Hannah steht vor der Praxis des Neurologen. Er vermutete, sie habe Alzheimer. Dies hatte vor Jahren schon einmal eine Neurologin geäußert. Hannah glaubte dies nicht. Ihre Gedächtnisstörungen müssten doch andere Ursachen haben. Hannah war nach dem ersten Gespräch nicht mehr zu dieser Neurologin gegangen, hatte auch ihrer Familie nichts erzählt. Die Familie rätselte, was hinter der Vergesslichkeit der mittlerweile 56-jährigen Hannah steckte.
Und nun wieder: Alzheimer? Das konnte doch gar nicht sein. Sie wollte jetzt nur nach Hause. In der Nacht war Schnee gefallen. Sie lief los. Doch wo ging es lang? Sie kannte doch den Weg, oder nicht? Hannah lief los, bis sie vor ihrem Haus ankam. Doch der Schlüssel passte nicht. Hannah beruhigte sich, denn ihr Mann würde sicher gleich kommen. Doch ihr Mann kam nicht. Es wurde dunkel und es schneite wieder. Sie suchte Schutz in einer Toreinfahrt in der Nachbarschaft. Niemand bemerkte sie dort.
Am nächsten Morgen erwachte Hannah durchgefroren und hungrig in der Toreinfahrt. Wo war sie hier? Wo war Ernst? Hannah ging in die gegenüber liegende Bäckerei, suchte in ihrer Handtasche nach Geld. Hannah bekam Angst, sie hatte kein Geld dabei. Sie wusste auch gar nicht, wo sie sich befand. Die Leute in der Bäckerei sprachen sie an. Sie bemerkten, dass Hannah durchgefroren war, verwirrt und orientierungslos. Sie fing an zu weinen.
Die Polizei kam. Hannah konnte auch ihre Fragen nicht beantworten. Ihr Ehemann Ernst hatte sie bereits gestern vermisst gemeldet. Die Polizei nahm diese Vermisstenanzeige sehr ernst, denn die Familie hatte der Polizei erklärt, dass Hannah seit Monaten unter Gedächtnisstörungen leide und am Vortag einen Termin beim Neurologen hatte, von dem sie nicht heimkehrte.

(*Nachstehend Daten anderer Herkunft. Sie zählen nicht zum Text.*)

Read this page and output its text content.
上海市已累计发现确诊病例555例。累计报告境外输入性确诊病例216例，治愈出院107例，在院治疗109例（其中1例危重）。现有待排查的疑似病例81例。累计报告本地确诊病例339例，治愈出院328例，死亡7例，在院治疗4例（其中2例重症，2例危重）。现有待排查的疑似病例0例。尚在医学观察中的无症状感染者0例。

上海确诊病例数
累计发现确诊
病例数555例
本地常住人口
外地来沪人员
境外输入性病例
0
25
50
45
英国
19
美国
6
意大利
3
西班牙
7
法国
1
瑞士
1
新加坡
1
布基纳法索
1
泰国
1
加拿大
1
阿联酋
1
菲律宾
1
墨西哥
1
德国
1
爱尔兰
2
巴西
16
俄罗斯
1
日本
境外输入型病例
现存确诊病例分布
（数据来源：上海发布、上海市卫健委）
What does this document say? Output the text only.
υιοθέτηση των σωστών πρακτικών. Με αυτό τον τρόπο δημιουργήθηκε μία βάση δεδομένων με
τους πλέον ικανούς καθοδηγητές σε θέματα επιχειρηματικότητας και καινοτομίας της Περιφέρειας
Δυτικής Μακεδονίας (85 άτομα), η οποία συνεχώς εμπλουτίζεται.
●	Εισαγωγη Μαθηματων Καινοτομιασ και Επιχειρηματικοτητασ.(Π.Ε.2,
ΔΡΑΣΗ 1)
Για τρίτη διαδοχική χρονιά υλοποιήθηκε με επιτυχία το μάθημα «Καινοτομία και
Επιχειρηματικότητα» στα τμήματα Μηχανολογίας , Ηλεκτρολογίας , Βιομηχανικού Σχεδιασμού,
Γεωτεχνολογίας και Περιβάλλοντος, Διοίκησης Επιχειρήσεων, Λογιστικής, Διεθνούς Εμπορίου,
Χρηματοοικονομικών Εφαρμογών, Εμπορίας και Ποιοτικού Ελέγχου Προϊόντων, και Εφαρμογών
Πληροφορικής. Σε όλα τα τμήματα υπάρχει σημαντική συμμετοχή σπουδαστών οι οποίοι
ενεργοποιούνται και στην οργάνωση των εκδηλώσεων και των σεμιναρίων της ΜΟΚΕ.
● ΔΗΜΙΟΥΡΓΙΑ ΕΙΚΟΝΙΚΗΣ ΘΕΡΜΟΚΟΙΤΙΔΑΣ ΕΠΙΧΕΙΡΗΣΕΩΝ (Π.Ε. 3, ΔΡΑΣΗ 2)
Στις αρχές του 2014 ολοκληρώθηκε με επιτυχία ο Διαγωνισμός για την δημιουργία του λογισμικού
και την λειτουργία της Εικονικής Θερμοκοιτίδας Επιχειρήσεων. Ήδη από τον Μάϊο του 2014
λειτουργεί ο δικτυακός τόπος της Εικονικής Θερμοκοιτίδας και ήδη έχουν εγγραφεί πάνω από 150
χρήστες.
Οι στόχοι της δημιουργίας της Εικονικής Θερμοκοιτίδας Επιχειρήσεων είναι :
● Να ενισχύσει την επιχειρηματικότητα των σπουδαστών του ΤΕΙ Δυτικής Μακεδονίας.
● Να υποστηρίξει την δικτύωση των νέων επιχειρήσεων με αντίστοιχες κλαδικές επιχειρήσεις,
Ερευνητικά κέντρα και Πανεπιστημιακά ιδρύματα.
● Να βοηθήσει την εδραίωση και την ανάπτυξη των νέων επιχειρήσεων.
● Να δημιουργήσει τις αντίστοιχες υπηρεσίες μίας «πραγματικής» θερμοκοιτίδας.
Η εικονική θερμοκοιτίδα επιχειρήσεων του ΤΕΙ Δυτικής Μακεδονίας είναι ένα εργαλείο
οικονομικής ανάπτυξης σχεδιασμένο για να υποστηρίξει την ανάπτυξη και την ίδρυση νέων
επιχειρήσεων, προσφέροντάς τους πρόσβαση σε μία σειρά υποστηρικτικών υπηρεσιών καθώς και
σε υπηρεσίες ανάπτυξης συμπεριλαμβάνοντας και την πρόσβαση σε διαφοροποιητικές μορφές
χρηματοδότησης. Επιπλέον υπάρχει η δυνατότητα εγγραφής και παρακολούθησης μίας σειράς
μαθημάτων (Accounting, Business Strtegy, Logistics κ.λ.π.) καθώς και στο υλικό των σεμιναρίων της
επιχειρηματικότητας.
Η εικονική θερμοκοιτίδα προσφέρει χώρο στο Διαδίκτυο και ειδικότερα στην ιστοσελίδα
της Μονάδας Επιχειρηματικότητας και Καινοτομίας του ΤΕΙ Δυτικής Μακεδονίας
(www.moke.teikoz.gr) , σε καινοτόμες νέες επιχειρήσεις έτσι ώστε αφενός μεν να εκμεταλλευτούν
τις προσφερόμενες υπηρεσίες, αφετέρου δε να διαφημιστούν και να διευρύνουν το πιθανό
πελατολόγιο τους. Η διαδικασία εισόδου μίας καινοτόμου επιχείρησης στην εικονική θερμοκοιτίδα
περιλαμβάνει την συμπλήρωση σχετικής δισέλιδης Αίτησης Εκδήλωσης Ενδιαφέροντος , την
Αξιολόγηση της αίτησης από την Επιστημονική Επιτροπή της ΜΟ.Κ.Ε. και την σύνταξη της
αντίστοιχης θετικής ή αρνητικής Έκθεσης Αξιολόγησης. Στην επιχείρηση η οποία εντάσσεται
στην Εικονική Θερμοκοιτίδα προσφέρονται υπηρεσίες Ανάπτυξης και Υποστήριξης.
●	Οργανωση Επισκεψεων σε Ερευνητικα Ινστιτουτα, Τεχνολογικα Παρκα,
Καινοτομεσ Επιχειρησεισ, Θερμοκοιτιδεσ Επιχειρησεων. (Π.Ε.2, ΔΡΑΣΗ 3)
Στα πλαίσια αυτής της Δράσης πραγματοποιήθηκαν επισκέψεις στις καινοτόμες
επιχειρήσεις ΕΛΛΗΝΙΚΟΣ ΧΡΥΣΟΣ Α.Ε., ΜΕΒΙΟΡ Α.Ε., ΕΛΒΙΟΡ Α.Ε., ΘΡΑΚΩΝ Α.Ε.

Die Polizei nahm Hannah mit auf die Wache und informierte ihren Ehemann. Endlich kam Ernst. Er weinte, bedankte sich bei den Polizisten, nahm sie mit nach Hause. Hannah erklärte ihm, dass sie vor der Haustür gewartet habe, er aber nicht gekommen sei. Vor der Haustür? Ernst hatte von der Polizei erfahren, wo sie Hannah gefunden hatte. Sie war in der Bäckerei abgeholt worden, die gegenüber dem Haus lag, in dem Hannah und Ernst vor Jahrzehnten gewohnt hatten. Hannah war zu Fuß quer durch die Stadt zu diesem Haus gelaufen. Den Weg zu ihrem langjährigen neuen Zuhause hatte Hannah nicht mehr gefunden.
Die Familie hatte in der Zeit, in der Hannah gesucht wurde, die Telefonnummer der Neurologin gefunden, die Hannah vor Jahren wegen der Gedächtnisprobleme aufgesucht hatte. Sie erklärten der Neurologin, dass Hannah vermisst werde. Die Neurologin erzählte, sie hatte schon vor Jahren die Vermutung, dass sich bei Hannah eine Alzheimer Erkrankung entwickeln würde. Die Neurologin erklärte, dass sie wegen ihrer ärztlichen Schweigepflicht die Familie damals nicht hatte informieren können. Hannah hatte ihr die Weisung erteilt, mit niemandem über diesen Verdacht zu sprechen. Daran habe sie sich halten müssen, auch als Hannah nicht wieder erschienen sei. Sie hätte sich strafbar gemacht, wenn sie gegen den Willen der Patientin gehandelt hätte. Dass sie nun gegenüber der Familie Auskunft gab, war der Abwägung geschuldet, die die Neurologin in der jetzigen kritischen Situation vornehmen durfte. Hannah war vermisst, ihr Leben war in Gefahr. Die Auskunft der Neurologin sollte jetzt dazu beitragen, Hannah vor Schaden zu bewahren.